I saw this on reddit, and it reminded me of one of my vim gripes: It shows the UI in German. Damn you, vim! I want English, but since my OS is set up in German (the standard at our office), I guess vim is actually trying to be helpfull.

What magic incantations must I perform to get vim to switch the UI language? I have tried googling on various occasions, but can't seem to find an answer (No, Google, you're my friend *pat*, *pat*, but I allready know how to change the syntax highlighting, thank you!)...

+2  A: 

Start vim with a changed locale:

LC_ALL=en_GB.utf-8 vim

Or export that variable per default in your bashrc/profile.

Armin Ronacher
+3  A: 

:help language

:language fr_FR.ISO_8859-1

Ken
+6  A: 

As Ken noted, you want the :language command.

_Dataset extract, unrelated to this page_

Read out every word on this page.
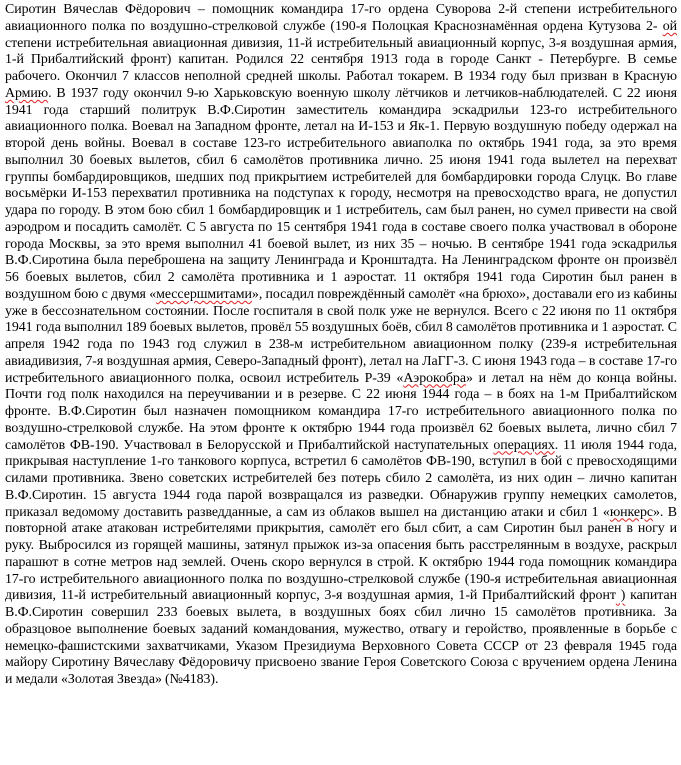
Сиротин Вячеслав Фёдорович – помощник командира 17-го ордена Суворова 2-й степени истребительного авиационного полка по воздушно-стрелковой службе (190-я Полоцкая Краснознамённая ордена Кутузова 2- ой степени истребительная авиационная дивизия, 11-й истребительный авиационный корпус, 3-я воздушная армия, 1-й Прибалтийский фронт) капитан. Родился 22 сентября 1913 года в городе Санкт - Петербурге. В семье рабочего. Окончил 7 классов неполной средней школы. Работал токарем. В 1934 году был призван в Красную Армию. В 1937 году окончил 9-ю Харьковскую военную школу лётчиков и летчиков-наблюдателей. С 22 июня 1941 года старший политрук В.Ф.Сиротин заместитель командира эскадрильи 123-го истребительного авиационного полка. Воевал на Западном фронте, летал на И-153 и Як-1. Первую воздушную победу одержал на второй день войны. Воевал в составе 123-го истребительного авиаполка по октябрь 1941 года, за это время выполнил 30 боевых вылетов, сбил 6 самолётов противника лично. 25 июня 1941 года вылетел на перехват группы бомбардировщиков, шедших под прикрытием истребителей для бомбардировки города Слуцк. Во главе восьмёрки И-153 перехватил противника на подступах к городу, несмотря на превосходство врага, не допустил удара по городу. В этом бою сбил 1 бомбардировщик и 1 истребитель, сам был ранен, но сумел привести на свой аэродром и посадить самолёт. С 5 августа по 15 сентября 1941 года в составе своего полка участвовал в обороне города Москвы, за это время выполнил 41 боевой вылет, из них 35 – ночью. В сентябре 1941 года эскадрилья В.Ф.Сиротина была переброшена на защиту Ленинграда и Кронштадта. На Ленинградском фронте он произвёл 56 боевых вылетов, сбил 2 самолёта противника и 1 аэростат. 11 октября 1941 года Сиротин был ранен в воздушном бою с двумя «мессершмитами», посадил повреждённый самолёт «на брюхо», доставали его из кабины уже в бессознательном состоянии. После госпиталя в свой полк уже не вернулся. Всего с 22 июня по 11 октября 1941 года выполнил 189 боевых вылетов, провёл 55 воздушных боёв, сбил 8 самолётов противника и 1 аэростат. С апреля 1942 года по 1943 год служил в 238-м истребительном авиационном полку (239-я истребительная авиадивизия, 7-я воздушная армия, Северо-Западный фронт), летал на ЛаГГ-3. С июня 1943 года – в составе 17-го истребительного авиационного полка, освоил истребитель Р-39 «Аэрокобра» и летал на нём до конца войны. Почти год полк находился на переучивании и в резерве. С 22 июня 1944 года – в боях на 1-м Прибалтийском фронте. В.Ф.Сиротин был назначен помощником командира 17-го истребительного авиационного полка по воздушно-стрелковой службе. На этом фронте к октябрю 1944 года произвёл 62 боевых вылета, лично сбил 7 самолётов ФВ-190. Участвовал в Белорусской и Прибалтийской наступательных операциях. 11 июля 1944 года, прикрывая наступление 1-го танкового корпуса, встретил 6 самолётов ФВ-190, вступил в бой с превосходящими силами противника. Звено советских истребителей без потерь сбило 2 самолёта, из них один – лично капитан В.Ф.Сиротин. 15 августа 1944 года парой возвращался из разведки. Обнаружив группу немецких самолетов, приказал ведомому доставить разведданные, а сам из облаков вышел на дистанцию атаки и сбил 1 «юнкерс». В повторной атаке атакован истребителями прикрытия, самолёт его был сбит, а сам Сиротин был ранен в ногу и руку. Выбросился из горящей машины, затянул прыжок из-за опасения быть расстрелянным в воздухе, раскрыл парашют в сотне метров над землей. Очень скоро вернулся в строй. К октябрю 1944 года помощник командира 17-го истребительного авиационного полка по воздушно-стрелковой службе (190-я истребительная авиационная дивизия, 11-й истребительный авиационный корпус, 3-я воздушная армия, 1-й Прибалтийский фронт ) капитан В.Ф.Сиротин совершил 233 боевых вылета, в воздушных боях сбил лично 15 самолётов противника. За образцовое выполнение боевых заданий командования, мужество, отвагу и геройство, проявленные в борьбе с немецко-фашистскими захватчиками, Указом Президиума Верховного Совета СССР от 23 февраля 1945 года майору Сиротину Вячеславу Фёдоровичу присвоено звание Героя Советского Союза с вручением ордена Ленина и медали «Золотая Звезда» (№4183).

Note that putting this in your .vimrc or .gvimrc won’t help you with the menus in gvim, since their definition is loaded once at startup, very early on, and not re-read again later. So you really do need to set LC_ALL (or more specifically LC_MESSAGES) in your environment – or on non-Unixoid systems (eg. Windows), you can pass the --cmd switch (which executes the given command first thing, as opposed to the -c option):

gvim --cmd "lang en_US"

As I mentioned, you don’t need to use LC_ALL, which will forcibly switch all aspects of your computing environment. You can do more nuanced stuff. F.ex., my own locale settings look like this:

LANG=en_US.utf8
LC_CTYPE=de_DE.utf8
LC_COLLATE=C

This means I get a largely English system, but with German semantics for letters, except that the default sort order is ASCIIbetical (ie. sort by codepoint, not according to language conventions). You could use a different variation; see man 7 locale for more.

Aristotle Pagaltzis
I will have to check this out some more - it is not currently working AFAIR, but will only have access to the machine in question next wednesday. Thank you for your reply.
Daren Thomas
+2  A: 

Putting this line of code at the top of _vimrc saved my day:

:set langmenu en_US.UTF-8
SeasonedCoder
Actually that's set langmenu=en_US.UTF-8, at least on my gVim 7.2
Rytmis
+6  A: 

For reference, in Windows (7) I just deleted the directory C:\Program Files (x86)\Vim\vim72\lang. That made it fallback to en_US.